East County Water-Recycling Project Could Be Delayed

East County Advanced Water Purification leaders say the city of San Diego is backing out of a signed deal

NBC Universal, Inc.

A $950 million water recycling project in San Diego’s East County is in jeopardy.

“It’s not right," said Allen Carlisle, the administrator of the East County Advances Water Purification Joint Powers Authority. "It’s simply not right,”

The joint powers authority are trying to build the water recycling facility near Santee Lakes.

“We’re at the end of the pipeline here in San Diego,” Carlisle said with a shrug. "We need water.'

The project is expected to deliver roughly 30% of the drinking water for 500,000 East County residents by recycling wastewater. A groundbreaking ceremony is scheduled June 1.

“But we have this issue,” said Carlisle with a sigh. “We have a signed, executed agreement with the city of San Diego and at the 11th hour, they’re saying that ‘we’re not going to honor that agreement.’ "

Carlisle said the joint powers authority signed an agreement with the city of San Diego 18 months ago. The JPA is made up of the Padre Dam Municipal Water District, the city of El Cajon, the county of San Diego, and the Helix Water District. Carlisle said the agreement outlines the sale to the JPA of a pump station near state Route 52, who’s going to pay for a new pipeline to send leftover waste to a water treatment plant and what to do with that leftover waste when the pipeline is not available.

“And now, [the city of San Diego is] saying, ‘No, we changed our mind,’ ” Carlisle said through gritted teeth. “Very frustrated. Kind of mind-boggling.”

“I’m not surprised that he perhaps feels that way,” said Jay Goldstone, the city of San Diego’s chief operating officer. "We feel the opposite."

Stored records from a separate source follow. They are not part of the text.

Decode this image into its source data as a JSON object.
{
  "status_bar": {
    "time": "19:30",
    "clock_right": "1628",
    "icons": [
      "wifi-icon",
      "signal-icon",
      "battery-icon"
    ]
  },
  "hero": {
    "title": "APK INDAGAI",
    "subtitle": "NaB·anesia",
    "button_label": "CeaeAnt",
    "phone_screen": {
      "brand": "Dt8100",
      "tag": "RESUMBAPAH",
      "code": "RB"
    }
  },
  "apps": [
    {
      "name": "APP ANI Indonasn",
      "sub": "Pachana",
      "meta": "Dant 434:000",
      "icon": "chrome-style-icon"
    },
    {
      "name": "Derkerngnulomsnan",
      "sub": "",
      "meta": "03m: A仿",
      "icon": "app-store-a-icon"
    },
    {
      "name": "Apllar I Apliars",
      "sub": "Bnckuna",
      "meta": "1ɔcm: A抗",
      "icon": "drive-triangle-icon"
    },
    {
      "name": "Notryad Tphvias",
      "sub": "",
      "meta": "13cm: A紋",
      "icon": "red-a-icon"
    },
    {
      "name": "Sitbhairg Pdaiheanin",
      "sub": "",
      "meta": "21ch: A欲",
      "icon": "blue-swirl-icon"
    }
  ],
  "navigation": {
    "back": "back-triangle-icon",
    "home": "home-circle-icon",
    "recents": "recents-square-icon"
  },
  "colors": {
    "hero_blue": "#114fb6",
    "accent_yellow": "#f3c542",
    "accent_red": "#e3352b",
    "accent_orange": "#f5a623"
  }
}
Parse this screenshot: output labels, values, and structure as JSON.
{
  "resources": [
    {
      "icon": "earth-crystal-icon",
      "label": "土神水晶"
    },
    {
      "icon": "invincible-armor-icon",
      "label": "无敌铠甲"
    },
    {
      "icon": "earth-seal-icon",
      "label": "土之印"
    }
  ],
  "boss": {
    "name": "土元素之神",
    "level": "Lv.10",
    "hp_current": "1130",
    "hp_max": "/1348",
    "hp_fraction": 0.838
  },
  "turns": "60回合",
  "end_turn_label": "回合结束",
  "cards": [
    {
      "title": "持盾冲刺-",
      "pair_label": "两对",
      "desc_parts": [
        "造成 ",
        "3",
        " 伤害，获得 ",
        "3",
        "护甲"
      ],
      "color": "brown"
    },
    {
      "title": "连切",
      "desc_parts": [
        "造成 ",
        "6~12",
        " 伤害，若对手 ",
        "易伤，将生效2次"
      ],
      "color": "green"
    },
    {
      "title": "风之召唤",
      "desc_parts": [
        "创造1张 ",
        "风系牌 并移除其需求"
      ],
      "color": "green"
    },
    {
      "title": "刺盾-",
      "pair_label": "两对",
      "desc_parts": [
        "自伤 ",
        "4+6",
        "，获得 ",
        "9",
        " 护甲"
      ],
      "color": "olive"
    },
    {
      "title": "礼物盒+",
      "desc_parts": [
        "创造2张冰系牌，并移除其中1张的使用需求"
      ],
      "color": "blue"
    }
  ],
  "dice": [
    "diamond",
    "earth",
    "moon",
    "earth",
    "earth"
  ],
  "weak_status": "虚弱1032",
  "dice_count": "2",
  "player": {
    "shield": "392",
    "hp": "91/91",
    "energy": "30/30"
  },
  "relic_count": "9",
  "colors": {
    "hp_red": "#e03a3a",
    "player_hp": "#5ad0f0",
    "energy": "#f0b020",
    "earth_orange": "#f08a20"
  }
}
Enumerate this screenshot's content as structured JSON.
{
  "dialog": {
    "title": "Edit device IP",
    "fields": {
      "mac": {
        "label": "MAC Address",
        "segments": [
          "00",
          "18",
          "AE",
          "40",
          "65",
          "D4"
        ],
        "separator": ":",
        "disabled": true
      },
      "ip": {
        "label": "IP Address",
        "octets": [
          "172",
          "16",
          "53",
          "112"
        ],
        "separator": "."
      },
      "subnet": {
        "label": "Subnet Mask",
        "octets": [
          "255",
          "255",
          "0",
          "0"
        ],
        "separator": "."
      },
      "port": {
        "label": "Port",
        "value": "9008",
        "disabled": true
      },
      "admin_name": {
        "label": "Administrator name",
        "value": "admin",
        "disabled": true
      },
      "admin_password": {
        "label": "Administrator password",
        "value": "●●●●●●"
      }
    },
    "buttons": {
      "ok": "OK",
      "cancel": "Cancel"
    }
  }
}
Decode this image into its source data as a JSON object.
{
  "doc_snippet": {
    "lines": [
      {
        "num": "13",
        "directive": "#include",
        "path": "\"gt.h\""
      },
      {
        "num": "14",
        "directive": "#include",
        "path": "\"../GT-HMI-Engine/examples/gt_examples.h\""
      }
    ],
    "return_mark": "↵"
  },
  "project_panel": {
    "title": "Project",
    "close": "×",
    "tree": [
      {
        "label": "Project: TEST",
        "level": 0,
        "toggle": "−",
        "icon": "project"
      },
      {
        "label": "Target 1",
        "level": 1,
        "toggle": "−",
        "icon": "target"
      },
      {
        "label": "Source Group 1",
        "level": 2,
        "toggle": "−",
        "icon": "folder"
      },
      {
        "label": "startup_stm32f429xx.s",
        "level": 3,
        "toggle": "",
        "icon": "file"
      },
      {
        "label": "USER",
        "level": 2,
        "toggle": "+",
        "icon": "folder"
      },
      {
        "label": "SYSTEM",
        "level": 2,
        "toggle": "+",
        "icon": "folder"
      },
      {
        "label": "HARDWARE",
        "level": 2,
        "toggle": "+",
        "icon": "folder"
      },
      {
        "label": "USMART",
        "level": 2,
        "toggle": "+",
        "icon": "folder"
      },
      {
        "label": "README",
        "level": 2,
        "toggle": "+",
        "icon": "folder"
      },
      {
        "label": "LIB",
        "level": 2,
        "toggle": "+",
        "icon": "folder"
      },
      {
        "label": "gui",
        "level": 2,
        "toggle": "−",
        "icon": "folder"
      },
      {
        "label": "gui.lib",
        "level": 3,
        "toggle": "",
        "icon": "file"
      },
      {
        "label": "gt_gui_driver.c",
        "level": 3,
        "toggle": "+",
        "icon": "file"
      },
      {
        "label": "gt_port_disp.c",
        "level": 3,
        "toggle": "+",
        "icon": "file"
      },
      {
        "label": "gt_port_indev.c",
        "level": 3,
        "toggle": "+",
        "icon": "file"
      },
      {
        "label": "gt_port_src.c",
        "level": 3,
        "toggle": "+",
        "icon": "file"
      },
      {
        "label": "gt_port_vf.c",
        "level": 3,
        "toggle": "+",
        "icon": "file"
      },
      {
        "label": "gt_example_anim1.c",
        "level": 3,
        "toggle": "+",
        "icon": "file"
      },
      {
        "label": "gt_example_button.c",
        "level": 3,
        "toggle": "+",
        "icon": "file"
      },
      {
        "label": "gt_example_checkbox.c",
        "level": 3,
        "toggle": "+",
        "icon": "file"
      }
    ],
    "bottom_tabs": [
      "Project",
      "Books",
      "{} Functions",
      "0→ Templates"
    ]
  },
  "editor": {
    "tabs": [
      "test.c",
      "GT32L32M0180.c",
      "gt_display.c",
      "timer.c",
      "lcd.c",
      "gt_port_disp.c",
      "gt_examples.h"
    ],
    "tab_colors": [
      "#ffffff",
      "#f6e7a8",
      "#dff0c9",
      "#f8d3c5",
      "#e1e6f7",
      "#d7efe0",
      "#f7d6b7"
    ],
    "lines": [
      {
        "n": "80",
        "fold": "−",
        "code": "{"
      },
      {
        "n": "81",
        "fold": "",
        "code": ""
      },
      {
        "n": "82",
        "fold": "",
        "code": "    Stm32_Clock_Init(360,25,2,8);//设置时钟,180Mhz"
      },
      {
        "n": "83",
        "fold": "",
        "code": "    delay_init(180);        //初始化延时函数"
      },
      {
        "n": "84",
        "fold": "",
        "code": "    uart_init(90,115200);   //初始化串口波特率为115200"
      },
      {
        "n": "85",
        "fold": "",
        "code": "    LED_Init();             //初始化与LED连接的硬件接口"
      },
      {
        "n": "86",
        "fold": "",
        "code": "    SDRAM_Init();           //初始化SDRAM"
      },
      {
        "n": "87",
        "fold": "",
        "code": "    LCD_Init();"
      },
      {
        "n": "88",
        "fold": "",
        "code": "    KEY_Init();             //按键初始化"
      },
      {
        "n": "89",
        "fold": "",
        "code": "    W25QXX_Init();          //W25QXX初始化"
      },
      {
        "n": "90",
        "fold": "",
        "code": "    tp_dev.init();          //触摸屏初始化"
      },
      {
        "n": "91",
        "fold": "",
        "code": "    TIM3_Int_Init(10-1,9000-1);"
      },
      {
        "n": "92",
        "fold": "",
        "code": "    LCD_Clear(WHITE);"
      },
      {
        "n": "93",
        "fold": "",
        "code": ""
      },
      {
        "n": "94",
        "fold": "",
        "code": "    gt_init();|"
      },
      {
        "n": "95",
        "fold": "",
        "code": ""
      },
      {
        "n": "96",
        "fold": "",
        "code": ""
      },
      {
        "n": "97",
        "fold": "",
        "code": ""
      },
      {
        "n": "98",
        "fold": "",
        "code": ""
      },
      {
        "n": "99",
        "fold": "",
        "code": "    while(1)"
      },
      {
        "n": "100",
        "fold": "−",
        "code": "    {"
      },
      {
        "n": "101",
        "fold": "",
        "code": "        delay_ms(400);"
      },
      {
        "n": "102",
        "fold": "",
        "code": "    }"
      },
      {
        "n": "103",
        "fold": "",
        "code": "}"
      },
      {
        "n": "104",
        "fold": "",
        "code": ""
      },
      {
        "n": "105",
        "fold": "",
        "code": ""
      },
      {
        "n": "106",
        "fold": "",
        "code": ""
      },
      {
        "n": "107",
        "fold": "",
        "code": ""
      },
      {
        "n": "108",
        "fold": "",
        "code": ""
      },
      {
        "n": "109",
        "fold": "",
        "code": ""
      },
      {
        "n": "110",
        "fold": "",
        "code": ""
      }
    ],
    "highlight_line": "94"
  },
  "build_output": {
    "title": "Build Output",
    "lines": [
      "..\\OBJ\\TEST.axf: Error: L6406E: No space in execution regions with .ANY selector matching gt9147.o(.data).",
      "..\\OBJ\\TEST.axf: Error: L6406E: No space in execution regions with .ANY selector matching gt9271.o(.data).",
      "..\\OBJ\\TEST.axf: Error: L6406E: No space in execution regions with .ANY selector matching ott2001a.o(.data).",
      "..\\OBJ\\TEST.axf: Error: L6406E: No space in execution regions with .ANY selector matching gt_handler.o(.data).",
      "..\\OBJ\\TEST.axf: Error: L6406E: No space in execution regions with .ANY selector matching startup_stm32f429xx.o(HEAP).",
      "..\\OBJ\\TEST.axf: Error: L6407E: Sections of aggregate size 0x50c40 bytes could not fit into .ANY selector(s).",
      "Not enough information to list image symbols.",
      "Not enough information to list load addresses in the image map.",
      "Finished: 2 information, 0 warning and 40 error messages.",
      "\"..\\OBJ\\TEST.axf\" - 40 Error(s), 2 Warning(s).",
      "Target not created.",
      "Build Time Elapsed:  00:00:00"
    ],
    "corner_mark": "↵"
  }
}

Goldstone argued that portions of the agreement violate state law, saying that the city's participation in the project would violate Proposition 218, which prohibits the city for paying for things that don't benefit the city’s ratepayers.

“This deal should have never been negotiated the way it was,” explained Goldstone. “The people that were involved in negotiating that, both in the city attorney’s office, as well as administration, are no longer with the city.”

Goldstone said the city and JPA have already resolved several key issues.

“We have resolved a methodology, and we resolved a funding source,” Goldstone said.

Goldstone said the parties still need to figure out where the leftover waste, known as residuals, will go if the new pipeline isn’t available. Goldstone said that the current agreement to pump it into San Diego’s future water recycling project would contaminate San Diego’s water supply.

“They theoretically could pump this brine back into the city’s water system and that’s what we’re trying to prevent,” Goldstone said.

Both officials said litigation could delay construction. However, Carlisle was confident the agreement signed 18 months ago would hold up in court.

“We’re going to find a way through this,” Carlisle said optimistically.

Carlisle said he wished the city of San Diego stuck with the deal the two sides signed.

“There’s no turning back," Carlisle said. "We are moving the project forward. We are excited about that."

The JPA has two more meetings scheduled with the city of San Diego this week. The groundbreaking for the water-purification facility is scheduled for 10 a.m. on June 1.